The importance of the building is such that it transcends to have an impact on the city. Raimundo Ortiz He is the archaeologist of the Cathedral Chapter and works with a large multidisciplinary team in the investigation and analysis of the data that appears with each of the actions.

“The most important thing is that it is a reflection of the evolution of the city of Córdoba, because it is the place where the inhabitants of Córdoba have been going to pray for a long time,” he summarizes. From the episcopal complex that appeared under the Orange Tree Court to the Umayyad mosque then to the Christian cathedral.

Archaeologists have learned what is buried beneath the building, which could date back to the 5th century, but also what is visible to the naked eye. “When a chapel is restored, you see what other spaces were part of the mosque-cathedral in previous times, or what Islamic elements were where this chapel is now, or even what elements have been moved,” explains -he.

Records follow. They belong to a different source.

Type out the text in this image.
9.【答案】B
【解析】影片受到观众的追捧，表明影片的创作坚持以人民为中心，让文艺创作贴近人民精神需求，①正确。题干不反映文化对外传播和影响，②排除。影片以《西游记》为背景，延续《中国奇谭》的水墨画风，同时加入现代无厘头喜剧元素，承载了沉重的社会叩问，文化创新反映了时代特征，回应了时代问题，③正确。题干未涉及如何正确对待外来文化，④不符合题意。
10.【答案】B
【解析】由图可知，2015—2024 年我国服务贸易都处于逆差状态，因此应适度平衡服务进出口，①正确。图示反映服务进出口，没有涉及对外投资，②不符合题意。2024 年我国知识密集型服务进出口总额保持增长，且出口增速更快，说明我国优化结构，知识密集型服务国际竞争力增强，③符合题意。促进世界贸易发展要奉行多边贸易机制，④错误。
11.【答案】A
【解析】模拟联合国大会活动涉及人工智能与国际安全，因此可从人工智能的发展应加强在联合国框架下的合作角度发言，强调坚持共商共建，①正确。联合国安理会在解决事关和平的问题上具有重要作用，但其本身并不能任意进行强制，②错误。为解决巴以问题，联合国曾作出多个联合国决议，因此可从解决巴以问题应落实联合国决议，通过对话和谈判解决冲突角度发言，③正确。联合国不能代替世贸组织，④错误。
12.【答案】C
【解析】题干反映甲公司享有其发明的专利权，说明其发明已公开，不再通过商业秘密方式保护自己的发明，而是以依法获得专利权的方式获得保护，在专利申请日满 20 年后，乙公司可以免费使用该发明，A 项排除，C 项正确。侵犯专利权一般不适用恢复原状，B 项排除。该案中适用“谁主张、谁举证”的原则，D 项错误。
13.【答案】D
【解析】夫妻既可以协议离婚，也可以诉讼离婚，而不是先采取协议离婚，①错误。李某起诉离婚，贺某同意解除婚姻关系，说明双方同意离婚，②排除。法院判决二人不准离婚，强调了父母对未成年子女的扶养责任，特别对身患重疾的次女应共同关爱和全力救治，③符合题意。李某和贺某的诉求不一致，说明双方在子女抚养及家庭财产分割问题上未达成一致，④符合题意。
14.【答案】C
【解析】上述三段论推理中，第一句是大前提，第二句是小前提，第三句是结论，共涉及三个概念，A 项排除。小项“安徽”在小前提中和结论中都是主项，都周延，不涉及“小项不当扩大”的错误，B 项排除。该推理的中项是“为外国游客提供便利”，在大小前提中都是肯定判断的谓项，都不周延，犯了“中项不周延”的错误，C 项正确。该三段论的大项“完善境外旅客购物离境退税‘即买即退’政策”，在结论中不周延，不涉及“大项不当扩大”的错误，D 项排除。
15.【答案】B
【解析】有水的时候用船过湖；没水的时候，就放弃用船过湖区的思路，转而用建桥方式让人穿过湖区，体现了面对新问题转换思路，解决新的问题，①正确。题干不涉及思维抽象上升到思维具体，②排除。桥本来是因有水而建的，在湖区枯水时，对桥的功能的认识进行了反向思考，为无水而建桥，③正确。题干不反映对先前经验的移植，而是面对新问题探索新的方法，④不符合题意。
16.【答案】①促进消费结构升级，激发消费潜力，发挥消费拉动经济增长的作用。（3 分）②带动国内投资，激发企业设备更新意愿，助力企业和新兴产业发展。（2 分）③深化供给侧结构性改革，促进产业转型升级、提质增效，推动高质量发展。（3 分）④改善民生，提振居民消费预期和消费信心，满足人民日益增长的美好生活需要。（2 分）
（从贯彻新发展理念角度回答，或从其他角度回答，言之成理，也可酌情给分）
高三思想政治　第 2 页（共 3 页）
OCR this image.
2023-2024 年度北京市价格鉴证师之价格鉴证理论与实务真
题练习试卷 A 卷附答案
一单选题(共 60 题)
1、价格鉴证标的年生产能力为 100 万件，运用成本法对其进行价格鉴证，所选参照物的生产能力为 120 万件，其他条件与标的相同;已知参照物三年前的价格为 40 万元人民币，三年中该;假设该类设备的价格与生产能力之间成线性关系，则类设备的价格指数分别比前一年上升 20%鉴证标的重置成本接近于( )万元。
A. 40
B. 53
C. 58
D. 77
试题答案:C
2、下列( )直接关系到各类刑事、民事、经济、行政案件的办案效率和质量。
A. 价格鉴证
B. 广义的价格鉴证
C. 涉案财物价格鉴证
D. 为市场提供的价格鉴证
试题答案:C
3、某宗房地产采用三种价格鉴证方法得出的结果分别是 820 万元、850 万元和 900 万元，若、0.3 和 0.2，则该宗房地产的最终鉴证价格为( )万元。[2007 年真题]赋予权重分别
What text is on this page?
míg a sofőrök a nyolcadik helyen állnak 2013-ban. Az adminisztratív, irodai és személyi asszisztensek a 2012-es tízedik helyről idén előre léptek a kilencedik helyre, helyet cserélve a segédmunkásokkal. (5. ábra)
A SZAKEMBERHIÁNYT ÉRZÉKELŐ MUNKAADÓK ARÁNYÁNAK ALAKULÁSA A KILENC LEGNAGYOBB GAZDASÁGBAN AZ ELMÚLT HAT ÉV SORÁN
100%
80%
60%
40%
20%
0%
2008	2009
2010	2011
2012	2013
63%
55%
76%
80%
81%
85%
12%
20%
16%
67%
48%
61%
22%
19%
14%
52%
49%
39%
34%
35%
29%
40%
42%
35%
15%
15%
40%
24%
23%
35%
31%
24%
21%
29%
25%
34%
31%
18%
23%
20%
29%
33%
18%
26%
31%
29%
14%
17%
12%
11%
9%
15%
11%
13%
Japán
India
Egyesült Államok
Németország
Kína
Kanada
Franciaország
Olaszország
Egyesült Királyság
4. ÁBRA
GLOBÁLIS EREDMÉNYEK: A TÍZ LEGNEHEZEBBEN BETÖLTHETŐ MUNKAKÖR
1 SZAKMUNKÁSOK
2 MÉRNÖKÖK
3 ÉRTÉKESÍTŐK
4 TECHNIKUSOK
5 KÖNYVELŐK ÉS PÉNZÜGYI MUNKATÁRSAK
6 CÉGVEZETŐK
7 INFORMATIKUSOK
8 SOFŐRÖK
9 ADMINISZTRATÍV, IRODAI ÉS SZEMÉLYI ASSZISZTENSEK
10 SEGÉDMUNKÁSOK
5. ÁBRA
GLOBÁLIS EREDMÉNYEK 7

The heart of the Catholic cathedral for several years and now the maqsura and the royal chapel are the most important works

Raimundo Ortiz tells how new knowledge about the building emerges from the work of his team, in which the Department of Archeology of the University of Córdoba also collaborates.

The most unknown, he insists, is the transformation of the Islamic mosque, very well studied, into a Christian cathedral. “There are a lot of things that reflect what the city was, the building models “what was used, how it was restored,” explains Raimundo Ortiz about a work in which we can trace the entire history of the mosque-cathedral. How the monument continues to transform over the following decades without ever ceasing to be the same will depend on the restorations that continue.